Quelques jours après le NBA Europe Live, c'est au tour de Michael Jordan, mythe vivant du basket-ball, de venir sillonner l'Europe pour promouvoir sa marque de vêtements et de chaussures: première étape mardi et mercredi à Paris.

C'est la quatrième fois que "Sa Majesté" fait halte sous la Tour Eiffel. A sa dernière visite, en 1997, on avait frisé l'émeute lorsque, bardé alors de cinq titres NBA (un sixième suivra un an plus tard), il est venu jouer deux matches d'exhibition à Bercy avec ses Chicago Bulls.

Cette fois, trois ans après sa retraite, l'engouement est évidemment moins fort, même si la simple évocation de son nom suffit encore à faire brasiller les regards.

A Paris, il tiendra mardi soir une conférence de presse avant de lancer le lendemain à Coubertin le "Jordan Classic", un concours qui réunit les trente meilleurs jeunes basketteurs français (moins de 16 ans) sous forme d'ateliers.

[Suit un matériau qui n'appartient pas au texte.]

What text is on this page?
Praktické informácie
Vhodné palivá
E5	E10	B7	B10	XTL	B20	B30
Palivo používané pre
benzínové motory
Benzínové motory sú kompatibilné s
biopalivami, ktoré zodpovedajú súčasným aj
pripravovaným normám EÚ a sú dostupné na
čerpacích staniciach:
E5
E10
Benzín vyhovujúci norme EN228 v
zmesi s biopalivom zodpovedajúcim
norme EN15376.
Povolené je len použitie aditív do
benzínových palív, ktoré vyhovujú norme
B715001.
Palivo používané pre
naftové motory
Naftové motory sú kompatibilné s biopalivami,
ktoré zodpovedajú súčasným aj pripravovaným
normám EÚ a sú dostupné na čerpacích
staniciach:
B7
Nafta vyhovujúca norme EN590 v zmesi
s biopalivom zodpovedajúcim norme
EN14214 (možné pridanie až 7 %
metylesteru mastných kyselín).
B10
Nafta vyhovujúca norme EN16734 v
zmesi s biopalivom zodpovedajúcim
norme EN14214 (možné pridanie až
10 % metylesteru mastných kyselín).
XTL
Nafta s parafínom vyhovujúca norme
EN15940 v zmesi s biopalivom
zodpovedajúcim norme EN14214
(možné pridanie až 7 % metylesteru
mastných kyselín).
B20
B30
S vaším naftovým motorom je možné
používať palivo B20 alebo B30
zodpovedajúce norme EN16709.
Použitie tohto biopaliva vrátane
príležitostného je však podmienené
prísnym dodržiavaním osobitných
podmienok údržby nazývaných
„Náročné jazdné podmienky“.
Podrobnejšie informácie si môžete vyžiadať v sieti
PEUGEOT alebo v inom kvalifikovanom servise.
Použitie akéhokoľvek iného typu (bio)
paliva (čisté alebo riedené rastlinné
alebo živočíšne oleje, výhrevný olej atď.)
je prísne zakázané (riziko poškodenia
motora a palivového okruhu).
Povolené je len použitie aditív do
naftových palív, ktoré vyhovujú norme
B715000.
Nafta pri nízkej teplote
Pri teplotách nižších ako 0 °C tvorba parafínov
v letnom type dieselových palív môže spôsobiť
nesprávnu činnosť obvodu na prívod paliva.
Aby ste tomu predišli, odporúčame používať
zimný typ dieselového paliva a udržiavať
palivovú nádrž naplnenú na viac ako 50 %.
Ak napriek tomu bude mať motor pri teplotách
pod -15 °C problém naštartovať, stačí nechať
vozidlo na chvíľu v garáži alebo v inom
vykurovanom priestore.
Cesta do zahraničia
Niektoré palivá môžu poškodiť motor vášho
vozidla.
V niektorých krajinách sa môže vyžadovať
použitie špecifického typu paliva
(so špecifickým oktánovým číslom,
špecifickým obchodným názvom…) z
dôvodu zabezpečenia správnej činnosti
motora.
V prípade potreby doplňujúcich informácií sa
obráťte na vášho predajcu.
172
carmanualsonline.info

L'entreprise se déplacera ensuite à Londres (19 octobre), Hambourg (20), Berlin (21), Barcelone (22-23) et Milan (24-25). Le meilleur jeune de chacun de ses camps sera invité pour une grande "finale mondiale" le 21 avril 2007 au Madison Square Garden de New York.

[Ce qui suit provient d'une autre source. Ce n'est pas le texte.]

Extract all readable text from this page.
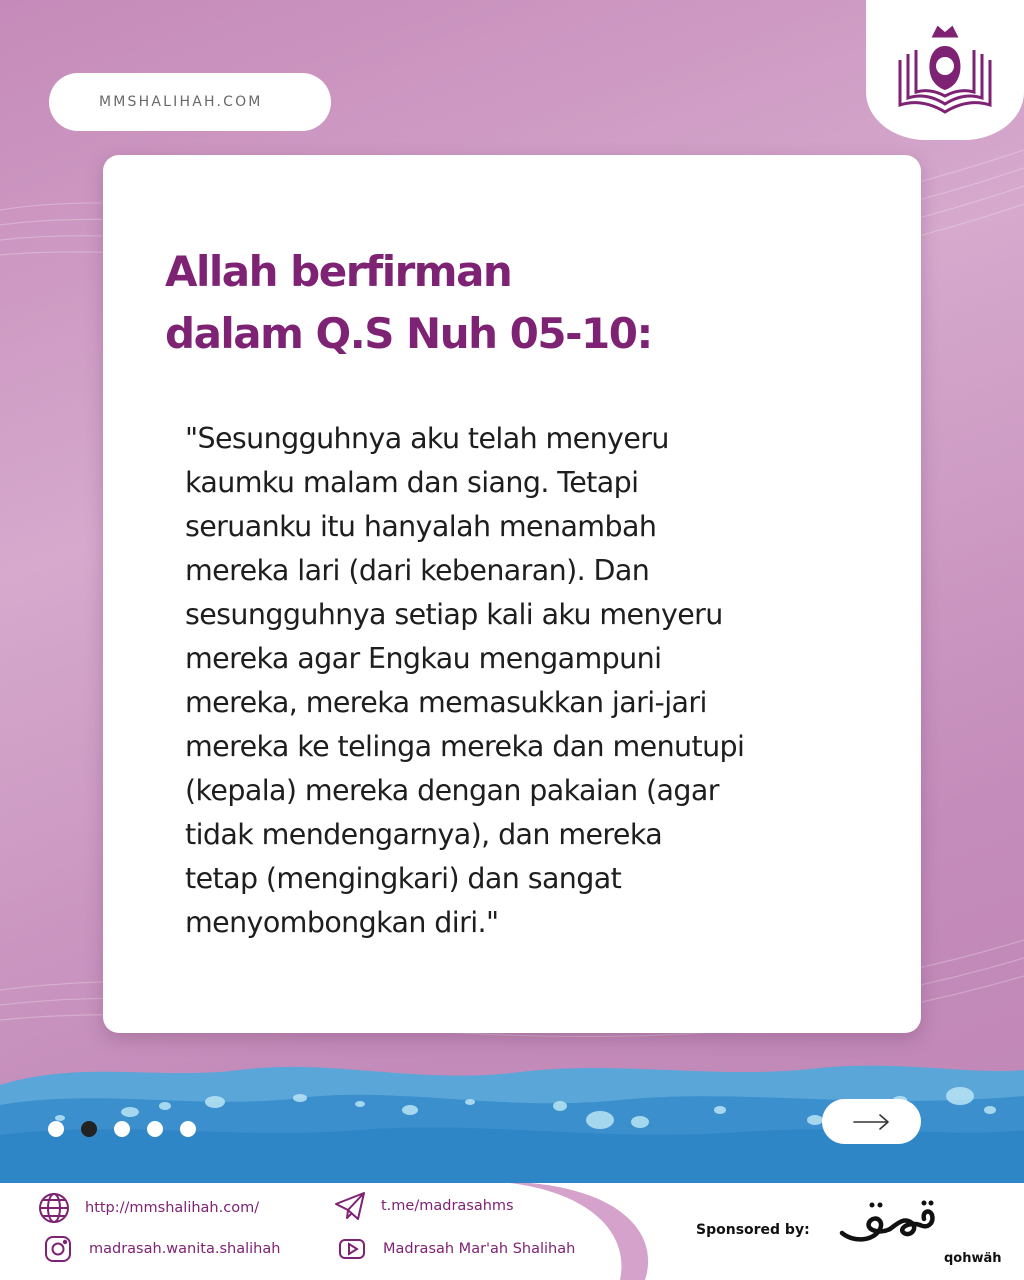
MMSHALIHAH.COM
Allah berfirman
dalam Q.S Nuh 05-10:
"Sesungguhnya aku telah menyeru
kaumku malam dan siang. Tetapi
seruanku itu hanyalah menambah
mereka lari (dari kebenaran). Dan
sesungguhnya setiap kali aku menyeru
mereka agar Engkau mengampuni
mereka, mereka memasukkan jari-jari
mereka ke telinga mereka dan menutupi
(kepala) mereka dengan pakaian (agar
tidak mendengarnya), dan mereka
tetap (mengingkari) dan sangat
menyombongkan diri."
http://mmshalihah.com/	t.me/madrasahms
madrasah.wanita.shalihah	Madrasah Mar'ah Shalihah
Sponsored by:
qohwäh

Voilà pour la partie basket. Pour le reste, chaque occasion sera bonne pour glisser un mot sur sa nouvelle chaussure et sa marque "Jordan Brand", filiale de Nike qu'il gère depuis 1997. Car, après avoir définitivement pris sa retraite de joueur en mai 2003, Jordan, âgé aujourd'hui de 43 ans, s'est mué en homme d'affaires, un exercice dans lequel il se montre cependant moins brillant qu'autrefois sur le parquet.

Rêve de propriétaire

Son grand rêve est de devenir propriétaire d'une franchise NBA, ce qui s'avère beaucoup plus compliqué que prévu, malgré une fortune personnelle estimée à plus de 400 millions de dollars.

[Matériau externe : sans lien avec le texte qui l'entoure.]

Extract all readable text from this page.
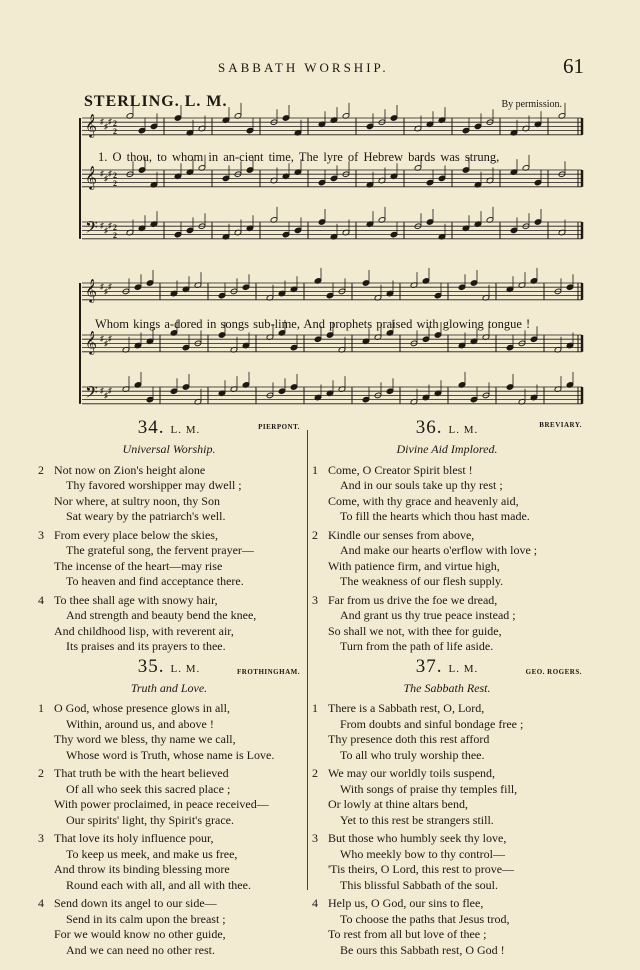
SABBATH WORSHIP.	61
STERLING. L. M.	By permission.
𝄞 ♯
♯
♯ 2
2
𝄞 ♯
♯
♯ 2
2
𝄢 ♯
♯
♯ 2
2
𝄞 ♯
♯
♯
𝄞 ♯
♯
♯
𝄢 ♯
♯
♯
1. O thou, to whom in an-cient time, The lyre of Hebrew bards was strung,
Whom kings a-dored in songs sub-lime, And prophets praised with glowing tongue !
34. L. M.	PIERPONT.
Universal Worship.
2 Not now on Zion's height alone
Thy favored worshipper may dwell ;
Nor where, at sultry noon, thy Son
Sat weary by the patriarch's well.
3 From every place below the skies,
The grateful song, the fervent prayer—
The incense of the heart—may rise
To heaven and find acceptance there.
4 To thee shall age with snowy hair,
And strength and beauty bend the knee,
And childhood lisp, with reverent air,
Its praises and its prayers to thee.
35. L. M.	FROTHINGHAM.
Truth and Love.
1 O God, whose presence glows in all,
Within, around us, and above !
Thy word we bless, thy name we call,
Whose word is Truth, whose name is Love.
2 That truth be with the heart believed
Of all who seek this sacred place ;
With power proclaimed, in peace received—
Our spirits' light, thy Spirit's grace.
3 That love its holy influence pour,
To keep us meek, and make us free,
And throw its binding blessing more
Round each with all, and all with thee.
4 Send down its angel to our side—
Send in its calm upon the breast ;
For we would know no other guide,
And we can need no other rest.
36. L. M.	BREVIARY.
Divine Aid Implored.
1 Come, O Creator Spirit blest !
And in our souls take up thy rest ;
Come, with thy grace and heavenly aid,
To fill the hearts which thou hast made.
2 Kindle our senses from above,
And make our hearts o'erflow with love ;
With patience firm, and virtue high,
The weakness of our flesh supply.
3 Far from us drive the foe we dread,
And grant us thy true peace instead ;
So shall we not, with thee for guide,
Turn from the path of life aside.
37. L. M.	GEO. ROGERS.
The Sabbath Rest.
1 There is a Sabbath rest, O, Lord,
From doubts and sinful bondage free ;
Thy presence doth this rest afford
To all who truly worship thee.
2 We may our worldly toils suspend,
With songs of praise thy temples fill,
Or lowly at thine altars bend,
Yet to this rest be strangers still.
3 But those who humbly seek thy love,
Who meekly bow to thy control—
'Tis theirs, O Lord, this rest to prove—
This blissful Sabbath of the soul.
4 Help us, O God, our sins to flee,
To choose the paths that Jesus trod,
To rest from all but love of thee ;
Be ours this Sabbath rest, O God !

Au début du siècle, il a tenté une première approche en entrant dans le capital et la direction des Washington Wizards. Mais l'affaire a fini en eau de boudin lorsqu'en juillet 2003 le propriétaire Abe Pollin l'a viré comme un vulgaire employé.

Vexé, "MJ" a envisagé ensuite l'achat des Milwaukee Bucks. Las, le propriétaire a renoncé à vendre le club.

Après un travail d'approche de trois ans, son ami et patron des Charlotte Bobcats, Robert Johnson, a finalement réussi cet été à le convaincre de devenir deuxième actionnaire du club de Caroline du Nord, son état d'origine. Jordan, qui doit notamment s'y occuper du recrutement, vise évidemment plus haut mais a appris à s'en contenter pour l'instant. Pour le reste, il fait plutôt dans la discrétion. Habitant toujours à Chicago, il s'occupe de ses trois enfants, tente de rester raisonnable à la table de poker et soigne son swing sur les terrains de golf, sport dans lequel il avait un moment envisagé de faire carrière.

Depuis deux ans, il parraine également une écurie de motos, la "Michael Jordan Motorsports" qui tourne dans le Championnat américain de superbike.

Histoire de s'aérer la tête entre deux voyages d'affaires.